In the wake of the criminal investigation into Sanborn’s use of emergency small business funding to support his lavish lifestyle, the city is reconsidering the approval of the casino application on its own.

“The city is currently evaluating the impact of the Attorney General’s decision upon the Planning Board’s decision,” wrote Concord spokesperson Stefanie Breton Thursday afternoon.

Business filings

Andy Sanborn is the head of multiple limited liability companies responsible for overseeing the business enterprises of the Bedford couple, according to public documents on file with the New Hampshire Secretary of State’s office.
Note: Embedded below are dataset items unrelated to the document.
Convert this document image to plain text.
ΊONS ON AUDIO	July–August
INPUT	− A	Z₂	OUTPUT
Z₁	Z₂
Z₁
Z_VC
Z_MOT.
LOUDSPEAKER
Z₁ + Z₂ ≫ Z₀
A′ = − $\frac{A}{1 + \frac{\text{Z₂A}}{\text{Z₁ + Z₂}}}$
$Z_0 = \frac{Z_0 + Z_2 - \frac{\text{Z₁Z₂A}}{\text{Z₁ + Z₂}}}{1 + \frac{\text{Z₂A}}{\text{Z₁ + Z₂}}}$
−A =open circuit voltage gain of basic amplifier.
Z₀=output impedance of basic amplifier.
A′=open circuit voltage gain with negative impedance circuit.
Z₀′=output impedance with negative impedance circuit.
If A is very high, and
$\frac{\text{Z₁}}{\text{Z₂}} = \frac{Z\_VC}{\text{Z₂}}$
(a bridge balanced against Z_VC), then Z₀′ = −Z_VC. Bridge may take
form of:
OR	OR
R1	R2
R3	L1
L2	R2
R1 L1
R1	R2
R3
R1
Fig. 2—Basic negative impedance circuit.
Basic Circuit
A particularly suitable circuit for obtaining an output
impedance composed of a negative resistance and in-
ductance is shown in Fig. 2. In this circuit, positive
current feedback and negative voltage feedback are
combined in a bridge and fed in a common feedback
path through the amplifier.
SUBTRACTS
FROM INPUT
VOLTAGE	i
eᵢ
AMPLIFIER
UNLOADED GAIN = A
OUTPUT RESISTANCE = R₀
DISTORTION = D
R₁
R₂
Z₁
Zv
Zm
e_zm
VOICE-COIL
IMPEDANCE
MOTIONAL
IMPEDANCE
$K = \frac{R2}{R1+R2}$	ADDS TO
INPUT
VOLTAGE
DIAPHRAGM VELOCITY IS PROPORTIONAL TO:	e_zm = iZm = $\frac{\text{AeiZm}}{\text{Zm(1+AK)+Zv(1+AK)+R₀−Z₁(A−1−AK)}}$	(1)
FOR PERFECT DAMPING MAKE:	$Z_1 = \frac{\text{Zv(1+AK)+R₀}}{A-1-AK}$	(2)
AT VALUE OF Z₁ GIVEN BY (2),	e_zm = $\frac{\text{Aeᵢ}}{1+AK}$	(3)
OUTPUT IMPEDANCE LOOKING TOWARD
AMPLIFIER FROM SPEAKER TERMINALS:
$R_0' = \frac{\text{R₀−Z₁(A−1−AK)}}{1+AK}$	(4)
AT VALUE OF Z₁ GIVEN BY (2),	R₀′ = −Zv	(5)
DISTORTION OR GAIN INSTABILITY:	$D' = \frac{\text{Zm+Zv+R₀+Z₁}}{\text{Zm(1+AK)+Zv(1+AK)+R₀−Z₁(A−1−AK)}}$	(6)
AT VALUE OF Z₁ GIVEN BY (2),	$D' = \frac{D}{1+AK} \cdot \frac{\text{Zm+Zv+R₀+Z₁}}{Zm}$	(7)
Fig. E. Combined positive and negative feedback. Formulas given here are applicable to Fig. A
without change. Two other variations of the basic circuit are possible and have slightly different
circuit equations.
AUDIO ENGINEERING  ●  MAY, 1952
While his wife, Laurie Sanborn, is not listed as the manager or owner of most of these companies, reports from the lottery commission show that she is one of the primary gaming operators at the Concord Casino.

His businesses related to casinos include:

■Win Win Win LLC, which was established in August 2018, owns and operates the Concord Casino on 67 South Main.

■The Draft LLC, established in January 2006, owns the Draft Bar and Grill, which houses the Concord Casino.

■Imagine Casino LLC, established in October 2022, is the entity overseeing the development of the new casino project on Loudon Road in Concord.

■The Best Revenge LLC, established in December 1997, also shares the same address as the Concord Casino and Draft Bar and Grill.

But his business dealings are often further obscured. His limited liability company, Win Win Win LLC, which owns Concord Casino, is categorized as “Other/Owning & Operating Real Estate” and “Automotive Exhaust System Repair.”

Similarly, another casino project that the Sanborns have in the works for Concord, managed under The Imagine LLC, falls under the industry classification of “Other/Owning & Operating Real Estate.”

A second company associated with the establishment of a new charitable gaming facility under the ownership of Concord Commitment LLC was established in December 2021 with the classification of a real estate, rental and leasing business.

Sanborn has other businesses, including Dagan Motorcars LLC, which helps buyers find “high-quality used executive and exotic sports cars.”

Laurie Sanborn has several businesses of her own, including Charity Consulting LLC, which was created in April 2021, and Cerberus Motorsports LLC, which was established in March 2021.

Following Thursday’s announcement of the criminal investigation into her husband’s spending of the federal funds he received between 2021 and early 2022, Laurie Sanborn resigned from her position as the chair of the 13-member committee tasked with examining the state’s charitable gaming laws and assessing the benefits to charities, House Speaker Sherman Packard announced Friday.

“Given its importance, I feel it was appropriate for Rep. Sanborn to resign as Chair of the Commission to Study the Effect of Recent Changes Made to the Charitable Gaming Laws at this time, so there will be no distractions from the good work they intend to do,” said Packard.

In an email to other media outlets, Andy Sanborn said he’s innocent of all wrongdoing.

“Throughout the process, we did our due diligence to ensure compliance with all application requirements and standards,” he said in an email to NHPR. “While I strongly disagree with the commission’s statements, I welcome the examination ahead, as I have full confidence our actions were transparent and in complete accordance of the law.”

The state’s Attorney General’s Office sees it differently.

“This case highlights the importance of law enforcement’s role in keeping illegal activity out of New Hampshire’s charitable gaming industry,” Attorney General John Formella said in a statement. “Our obligation to protect the public demands that we take action against any person who is found to have used their regulated casino to enrich themselves with fraudulently obtained taxpayer funds.”